Il B., che era entrato in relazione con Morellet e D'Alembert, seguì con molto entusiasmo la Rivoluzione francese, alla quale volle dare il suo contributo con varî scritti, tra cui quattro lettere al Courrier de Provence, fondato dal Mirabeau. Come segno di riconoscimento l'Assemblea legislativa il 23 agosto 1792, su proposta di Brissot, lo acclamava cittadino francese.

Intanto l'interesse per i problemi relativi ai sistemi penitenziarî andava assumendo nel B. una tale importanza da rasentare i limiti di una vera fissazione. Aveva escogitato un tipo di prigione modello, battezzato Panopticon, in cui ogni parte fosse costruita in modo da risultare visibile a una persona posta al centro dell'edificio. Scrisse moltissimo su questo argomento e nel 1792 riuscì a far discutere il suo progetto in parlamento. Nel 1794 la legge fu approvata e già si stava ponendo mano alla costruzione del carcere, allorché sopravvenne il divieto dì Giorgio III. Al B. fu concessa una cospicua retribuzione, ma nondimeno egli rimase inolto amareggiato e deluso.

Nel 1808 conobbe James Mill che divenne il suo migliore scolaro. Fondata nel 1823 la Westminster Review, a spese del Bentham, il Mill e suo figlio John ne divennero i più notevoli collaboratori, e le idee del filosofo inglese poterono essere diffuse in un più largo pubblico.

Per quanto il B. sia considerato uno dei più importanti teorici dell'utilitarismo, le sue dottrine non hanno certo una grande originalità.
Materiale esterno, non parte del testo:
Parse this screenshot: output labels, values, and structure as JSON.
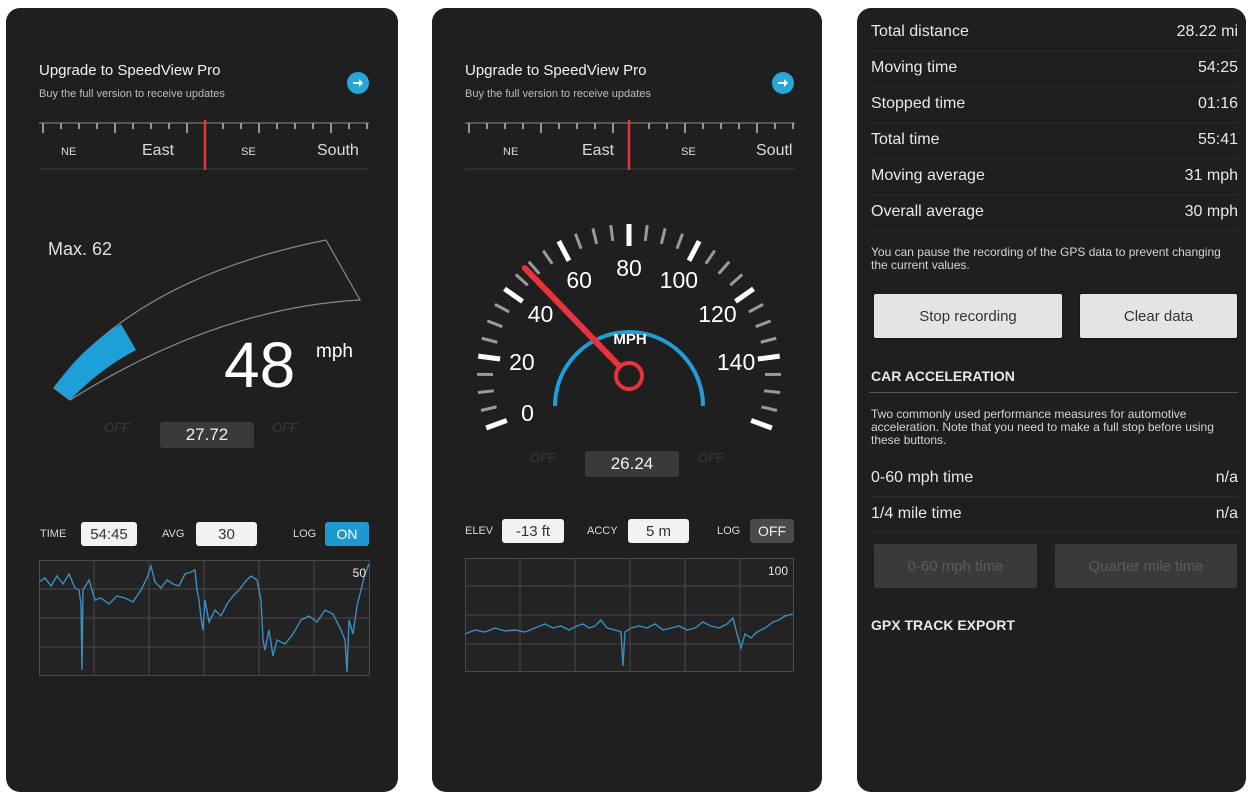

Prima ch'egli scrivesse il Fragment, le idee da lui sostenute erano già di dominio comune ed erano state introdotte nello stesso campo degli studî più tecnicamente giuridici da Cesare Beccaria, al quale il B. confessa lealmente di essersi ispirato. Criticata come fantastica l'ipotesi di un patto originario, il B. vede il principio informatore del diritto, come della vita umana in generale, nella ricerca della felicità, che socialmente corrisponde al maggior utile possibile del più gran numero di individui. Egli volle estendere questo principio dal campo del diritto penale, al quale lo aveva circoscritto il Beccaria, a tutti gl'istituti politici e giuridici, i quali sono legittimi o illegittimi a seconda dei risultati della loro esperienza.

Una critica molto energica il B. rivolse alla legislazione inglese che appariva ai suoi occhi come una massa caotica di disposizioni non conciliabili sistematicamente. A tal fine egli sostenne vigorosamente la necessia d'un ordinamento formale oltreché sostanziale delle leggi e fu il più importante teorico della codificazione moderna (la parola codification fu coniata da lui).

Nella Introduction to the principles of Morals and Legislation il principio di utilità è illustrato nei suoi particolari, dando spesso luogo a una casistica artificiosa e ad una graduazione arbitraria dei piaceri e dei motivi delle azioni umane.

Le opere principali del B., oltre quelle già citate, sono il Traité de la lágislation civile et pénale, pubblicato da É. Dumont (Parigi 1802), e la Deontology or the Science of Morality, pubblicata postuma da J. Bowring nel 1834. Il Bowring pubblicò anche l'edizione completa delle sue opere (Edimburgo 1838-1843, in 11 voll., con introduzione di J. Hill Burton; il X comprende la biografia e l'epistolario).

Bibl.: S. L. Stephen, The English Utilitarians, Londra 1900; E. Albee, A history of Engl. Utilitarism, Londra e New York 1902; J. C. Montague, Introduction, nell'edizione da lui curata di A Fragment on Government, Oxford 1891, pp. 1-90; C. M. Atkinson, J. B., Londra 1905; W. R. Sorley, Bentham and the early utilitarians, Londra 1914; Graham Wallas, J. B., Londra 1922.